Since then they’ve signed up many of the world’s leading law firms as collaborators. Plus they’re partnering with other bodies around IoT and identity.
Last month they published a whitepaper on identity for smart legal contracts as the first step towards creating standards. The organization is collaborating with the leading players in the space. These include the Open Identity Exchange (OiX), Sovrin, and web standards body W3C.
Accords working groups include supply chain, financial services, intellectual property, token sales, and open data standards.
Koch Industries is also working on transitioning intellectual property to blockchain, but their focus is not on smart legal contracts.
Accord is developing an open source middleware layer which already supports Hyperledger Fabric and Ethereum.
It is here that R3 will partner to develop support for Corda.

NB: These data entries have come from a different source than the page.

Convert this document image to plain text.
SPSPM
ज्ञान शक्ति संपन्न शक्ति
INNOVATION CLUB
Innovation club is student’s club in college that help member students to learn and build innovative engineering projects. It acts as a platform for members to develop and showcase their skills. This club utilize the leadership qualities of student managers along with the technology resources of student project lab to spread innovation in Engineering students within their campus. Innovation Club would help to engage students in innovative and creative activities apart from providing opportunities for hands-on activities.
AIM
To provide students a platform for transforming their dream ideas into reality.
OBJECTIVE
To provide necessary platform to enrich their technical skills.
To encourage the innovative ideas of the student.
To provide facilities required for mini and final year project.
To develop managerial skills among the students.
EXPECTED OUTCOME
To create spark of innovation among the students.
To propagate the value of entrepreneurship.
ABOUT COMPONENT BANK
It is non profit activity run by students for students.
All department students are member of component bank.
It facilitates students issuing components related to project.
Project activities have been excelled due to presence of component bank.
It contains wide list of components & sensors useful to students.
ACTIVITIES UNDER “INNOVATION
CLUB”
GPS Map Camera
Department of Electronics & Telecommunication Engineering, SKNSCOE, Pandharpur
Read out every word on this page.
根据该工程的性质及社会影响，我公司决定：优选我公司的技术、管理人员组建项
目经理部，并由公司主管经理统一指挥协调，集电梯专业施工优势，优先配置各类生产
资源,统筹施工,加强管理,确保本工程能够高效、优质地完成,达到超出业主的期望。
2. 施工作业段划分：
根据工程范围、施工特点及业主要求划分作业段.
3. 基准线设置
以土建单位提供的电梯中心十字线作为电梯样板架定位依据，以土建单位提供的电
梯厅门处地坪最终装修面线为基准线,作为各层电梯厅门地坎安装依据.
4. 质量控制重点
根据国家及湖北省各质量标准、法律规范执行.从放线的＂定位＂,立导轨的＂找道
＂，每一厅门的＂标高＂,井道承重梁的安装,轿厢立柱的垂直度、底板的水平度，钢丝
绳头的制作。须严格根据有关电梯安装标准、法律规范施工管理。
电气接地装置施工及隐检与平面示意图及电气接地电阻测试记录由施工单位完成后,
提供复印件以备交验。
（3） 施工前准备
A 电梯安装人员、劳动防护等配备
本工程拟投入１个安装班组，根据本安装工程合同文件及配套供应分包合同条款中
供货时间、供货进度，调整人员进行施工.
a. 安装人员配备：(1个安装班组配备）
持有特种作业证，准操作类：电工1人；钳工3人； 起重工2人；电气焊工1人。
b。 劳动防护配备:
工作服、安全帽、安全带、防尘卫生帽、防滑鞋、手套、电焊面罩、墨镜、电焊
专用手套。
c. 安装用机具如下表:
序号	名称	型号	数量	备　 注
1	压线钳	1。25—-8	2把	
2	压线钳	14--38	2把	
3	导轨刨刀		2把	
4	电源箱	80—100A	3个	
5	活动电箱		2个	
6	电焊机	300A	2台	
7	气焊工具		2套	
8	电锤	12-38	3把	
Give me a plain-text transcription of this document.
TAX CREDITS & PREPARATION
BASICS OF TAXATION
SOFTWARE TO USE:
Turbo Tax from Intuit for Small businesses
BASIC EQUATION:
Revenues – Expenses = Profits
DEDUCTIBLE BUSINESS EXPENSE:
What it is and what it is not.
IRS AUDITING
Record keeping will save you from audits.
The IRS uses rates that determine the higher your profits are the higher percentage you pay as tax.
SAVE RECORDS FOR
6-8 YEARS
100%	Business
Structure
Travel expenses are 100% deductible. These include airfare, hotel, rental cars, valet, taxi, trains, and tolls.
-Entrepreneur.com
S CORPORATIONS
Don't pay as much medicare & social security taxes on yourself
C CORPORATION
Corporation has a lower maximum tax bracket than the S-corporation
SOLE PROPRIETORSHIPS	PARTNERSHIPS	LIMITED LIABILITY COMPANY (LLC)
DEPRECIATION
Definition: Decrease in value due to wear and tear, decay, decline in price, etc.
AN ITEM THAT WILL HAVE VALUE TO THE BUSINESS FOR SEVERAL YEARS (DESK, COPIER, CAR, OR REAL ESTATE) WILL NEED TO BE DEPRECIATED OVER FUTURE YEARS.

Additionally, R3 is partnering with Clause to build a bridge layer for users that manage contracts on Clause to be able to record contract states on Corda.
Accord intends that smart legal contracts can operate ‘off-chain’ and across any technology platform.
The group has created an open source smart contracting templating system called Cicero, which has three components. The first is the natural language text you’d expect in a contract. The text would include data-oriented variables such as price, quantity, and dates. Secondly, those variables are used in a data model which provides structure. The final leg is the logic used to execute the contract.
A simple example
In a simplistic example, you can imagine a standard purchase contract from a retailer. RetailerX (buyer) agrees to buy 50 pounds (quantity) of bananas (product) from SuperBananas (seller) for delivery on 1st July 2018 (date) and payment of $200 (price). And then there would be a ton of other text.
A typical data model (jargon for structuring data) might include:
- buyers: name, address, phone, tax number
- sellers: name, address, phone, tax number
- products: product name, product type, quality grade
- shipments: date, product, quantity, price, payment terms, status
- transaction history
And the logic is when the retailer receives the shipment on time and of acceptable grade, payment is legally enforceable (or automatic) after 30 days. You could then have automated logic for what if the quality is inferior or the shipment is late.
Accord is one of many blockchain standards-setting bodies. However, they’ve made more progress than most other industries. They’re partnering with the relevant organizations, and they’re advancing both the standard setting process and the technology.